The streaming movie giant Netflix have a knack of being able to suggest what movies to watch, stats suggest that an amazing three quarters of all customers select their movie entertainment this way.
Ever wondered just how Netflix manage this? Well it’s all down to the way their impressive algorithm system works, carefully analyzing massive amounts of data to try to ensure that the recommendations that it gives match as close as possible the individual viewers requirements.
Just what goes into the Netflix recommendation algorithm?
Well lots and lots of data, but you would expect to be told that! More specifically Netflix looks at the information collected from millions of its customers to decide just what to offer:
- Approximately 30 million plays each day
- What movies are being watched
- How much of the movie is watched
- Whether the customer continues to watch sequels or similar movies
- Geo-location data
- Device information
- Social media data from the likes of Facebook and Twitter
However, even when Netflix has all of this information it can still be really difficult to figure out exactly what its users will want to watch; one of the key factors is in knowing what movies normally follow other movies.

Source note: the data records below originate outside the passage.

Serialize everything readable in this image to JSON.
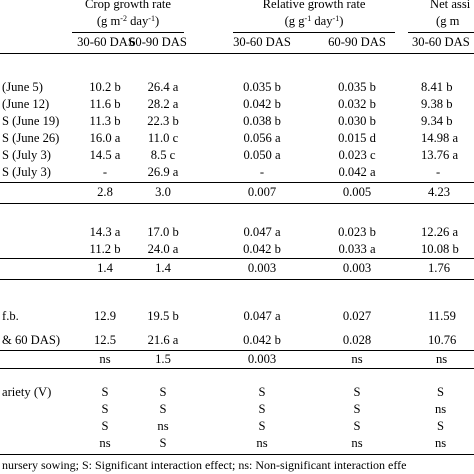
{
  "headers": {
    "crop_growth_rate": "Crop growth rate",
    "crop_growth_rate_unit": {
      "pre": "(g m",
      "sup1": "-2",
      "mid": " day",
      "sup2": "-1",
      "post": ")"
    },
    "relative_growth_rate": "Relative growth rate",
    "relative_growth_rate_unit": {
      "pre": "(g g",
      "sup1": "-1",
      "mid": " day",
      "sup2": "-1",
      "post": ")"
    },
    "net_assim": "Net assi",
    "net_assim_unit": "(g m",
    "sub_cols": [
      "30-60 DAS",
      "60-90 DAS",
      "30-60 DAS",
      "60-90 DAS",
      "30-60 DAS"
    ]
  },
  "group1": {
    "rows": [
      {
        "label": "(June 5)",
        "cells": [
          "10.2 b",
          "26.4 a",
          "0.035 b",
          "0.035 b",
          "8.41 b"
        ]
      },
      {
        "label": "(June 12)",
        "cells": [
          "11.6 b",
          "28.2 a",
          "0.042 b",
          "0.032 b",
          "9.38 b"
        ]
      },
      {
        "label": "S (June 19)",
        "cells": [
          "11.3 b",
          "22.3 b",
          "0.038 b",
          "0.030 b",
          "9.34 b"
        ]
      },
      {
        "label": "S (June 26)",
        "cells": [
          "16.0 a",
          "11.0 c",
          "0.056 a",
          "0.015 d",
          "14.98 a"
        ]
      },
      {
        "label": "S (July 3)",
        "cells": [
          "14.5 a",
          "8.5 c",
          "0.050 a",
          "0.023 c",
          "13.76 a"
        ]
      },
      {
        "label": "S (July 3)",
        "cells": [
          "-",
          "26.9 a",
          "-",
          "0.042 a",
          "-"
        ]
      }
    ],
    "lsd": [
      "2.8",
      "3.0",
      "0.007",
      "0.005",
      "4.23"
    ]
  },
  "group2": {
    "rows": [
      {
        "label": "",
        "cells": [
          "14.3 a",
          "17.0 b",
          "0.047 a",
          "0.023 b",
          "12.26 a"
        ]
      },
      {
        "label": "",
        "cells": [
          "11.2 b",
          "24.0 a",
          "0.042 b",
          "0.033 a",
          "10.08 b"
        ]
      }
    ],
    "lsd": [
      "1.4",
      "1.4",
      "0.003",
      "0.003",
      "1.76"
    ]
  },
  "group3": {
    "rows": [
      {
        "label": "f.b.",
        "cells": [
          "12.9",
          "19.5 b",
          "0.047 a",
          "0.027",
          "11.59"
        ]
      },
      {
        "label": "& 60 DAS)",
        "cells": [
          "12.5",
          "21.6 a",
          "0.042 b",
          "0.028",
          "10.76"
        ]
      }
    ],
    "lsd": [
      "ns",
      "1.5",
      "0.003",
      "ns",
      "ns"
    ]
  },
  "interaction": {
    "label": "ariety (V)",
    "rows": [
      [
        "S",
        "S",
        "S",
        "S",
        "S"
      ],
      [
        "S",
        "S",
        "S",
        "S",
        "ns"
      ],
      [
        "S",
        "ns",
        "S",
        "S",
        "S"
      ],
      [
        "ns",
        "S",
        "ns",
        "ns",
        "ns"
      ]
    ]
  },
  "footnote": "nursery sowing; S: Significant interaction effect; ns: Non-significant interaction effe"
}
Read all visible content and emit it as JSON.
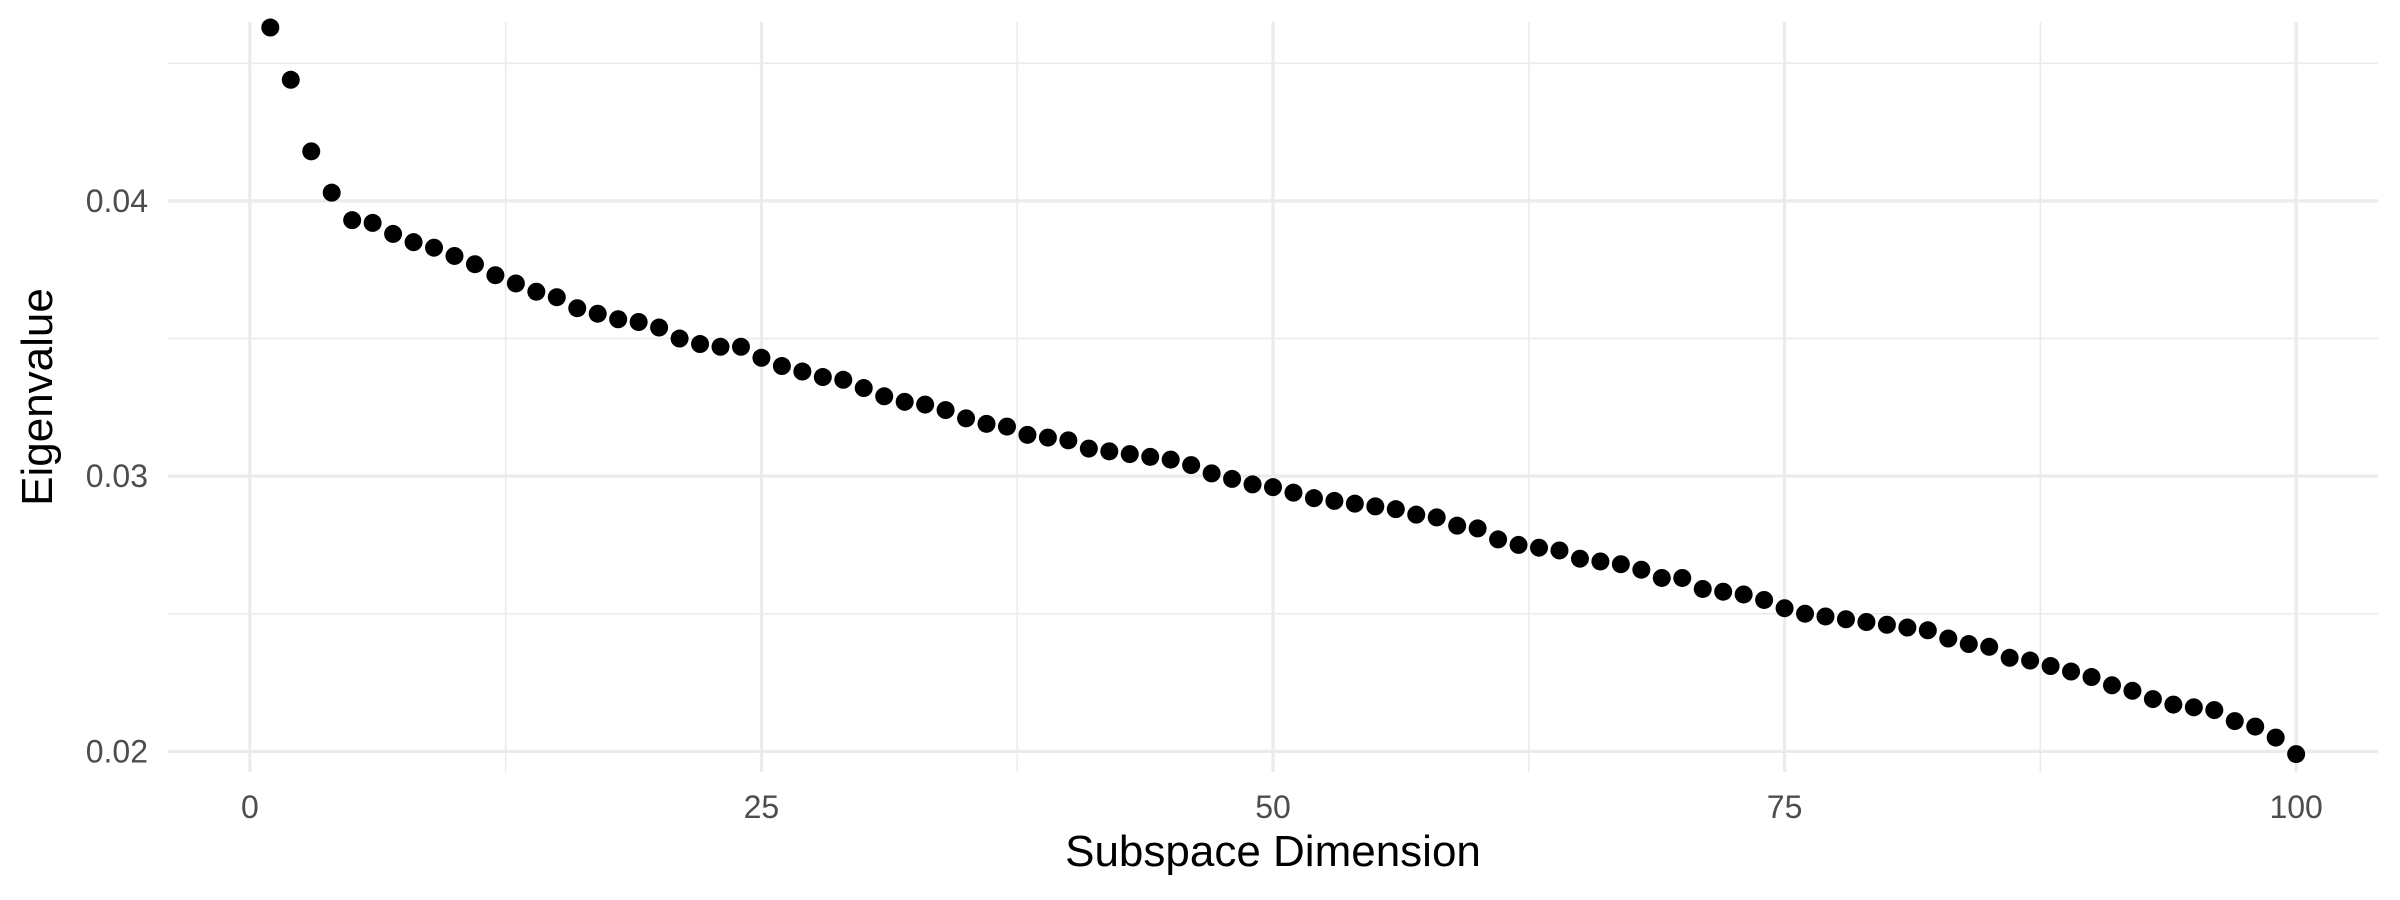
{
  "chart_data": {
    "type": "scatter",
    "title": "",
    "xlabel": "Subspace Dimension",
    "ylabel": "Eigenvalue",
    "xlim": [
      -4,
      104
    ],
    "ylim": [
      0.01925,
      0.0465
    ],
    "x_ticks": [
      0,
      25,
      50,
      75,
      100
    ],
    "x_tick_labels": [
      "0",
      "25",
      "50",
      "75",
      "100"
    ],
    "y_ticks": [
      0.02,
      0.03,
      0.04
    ],
    "y_tick_labels": [
      "0.02",
      "0.03",
      "0.04"
    ],
    "grid": true,
    "legend": "none",
    "point_color": "#000000",
    "series": [
      {
        "x": [
          1,
          2,
          3,
          4,
          5,
          6,
          7,
          8,
          9,
          10,
          11,
          12,
          13,
          14,
          15,
          16,
          17,
          18,
          19,
          20,
          21,
          22,
          23,
          24,
          25,
          26,
          27,
          28,
          29,
          30,
          31,
          32,
          33,
          34,
          35,
          36,
          37,
          38,
          39,
          40,
          41,
          42,
          43,
          44,
          45,
          46,
          47,
          48,
          49,
          50,
          51,
          52,
          53,
          54,
          55,
          56,
          57,
          58,
          59,
          60,
          61,
          62,
          63,
          64,
          65,
          66,
          67,
          68,
          69,
          70,
          71,
          72,
          73,
          74,
          75,
          76,
          77,
          78,
          79,
          80,
          81,
          82,
          83,
          84,
          85,
          86,
          87,
          88,
          89,
          90,
          91,
          92,
          93,
          94,
          95,
          96,
          97,
          98,
          99,
          100
        ],
        "y": [
          0.0463,
          0.0444,
          0.0418,
          0.0403,
          0.0393,
          0.0392,
          0.0388,
          0.0385,
          0.0383,
          0.038,
          0.0377,
          0.0373,
          0.037,
          0.0367,
          0.0365,
          0.0361,
          0.0359,
          0.0357,
          0.0356,
          0.0354,
          0.035,
          0.0348,
          0.0347,
          0.0347,
          0.0343,
          0.034,
          0.0338,
          0.0336,
          0.0335,
          0.0332,
          0.0329,
          0.0327,
          0.0326,
          0.0324,
          0.0321,
          0.0319,
          0.0318,
          0.0315,
          0.0314,
          0.0313,
          0.031,
          0.0309,
          0.0308,
          0.0307,
          0.0306,
          0.0304,
          0.0301,
          0.0299,
          0.0297,
          0.0296,
          0.0294,
          0.0292,
          0.0291,
          0.029,
          0.0289,
          0.0288,
          0.0286,
          0.0285,
          0.0282,
          0.0281,
          0.0277,
          0.0275,
          0.0274,
          0.0273,
          0.027,
          0.0269,
          0.0268,
          0.0266,
          0.0263,
          0.0263,
          0.0259,
          0.0258,
          0.0257,
          0.0255,
          0.0252,
          0.025,
          0.0249,
          0.0248,
          0.0247,
          0.0246,
          0.0245,
          0.0244,
          0.0241,
          0.0239,
          0.0238,
          0.0234,
          0.0233,
          0.0231,
          0.0229,
          0.0227,
          0.0224,
          0.0222,
          0.0219,
          0.0217,
          0.0216,
          0.0215,
          0.0211,
          0.0209,
          0.0205,
          0.0199
        ]
      }
    ]
  }
}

Netflix’s current algorithm, BellKor’s Pragmatic Chaos was built and tested over a 3 year period by a number of testers from AT&T, Consutig and Commendo Research, as part of the 1 Million dollar competition that was set up by Netflix. The algorithm proved to be ten per cent better at collecting and understanding the data; and continues to collect information from viewers to this day.
The easy part is collecting the data
When a company has such a large data base to go at, the collection element of the data is a relatively simple task; the much harder part is trying to understand just what it all means. It would appear that connections play a very large part in how the algorithm works; an example of this would be that if a number of people watched a particular movie and then a large proportion of those people go on to watch another movie then that itself would form a strong connection. It is these connections that form a large part on how Netflix offer its movie recommendations.
Netflix admit that despite how effective their current algorithm is, there is room for improvement; they hope at some stage to show customers content that they will view to completion and then recommend the next thing that they will view go on to view to completion.
From the noises come out of Netflix towers, this doesn’t seem too far off from happening.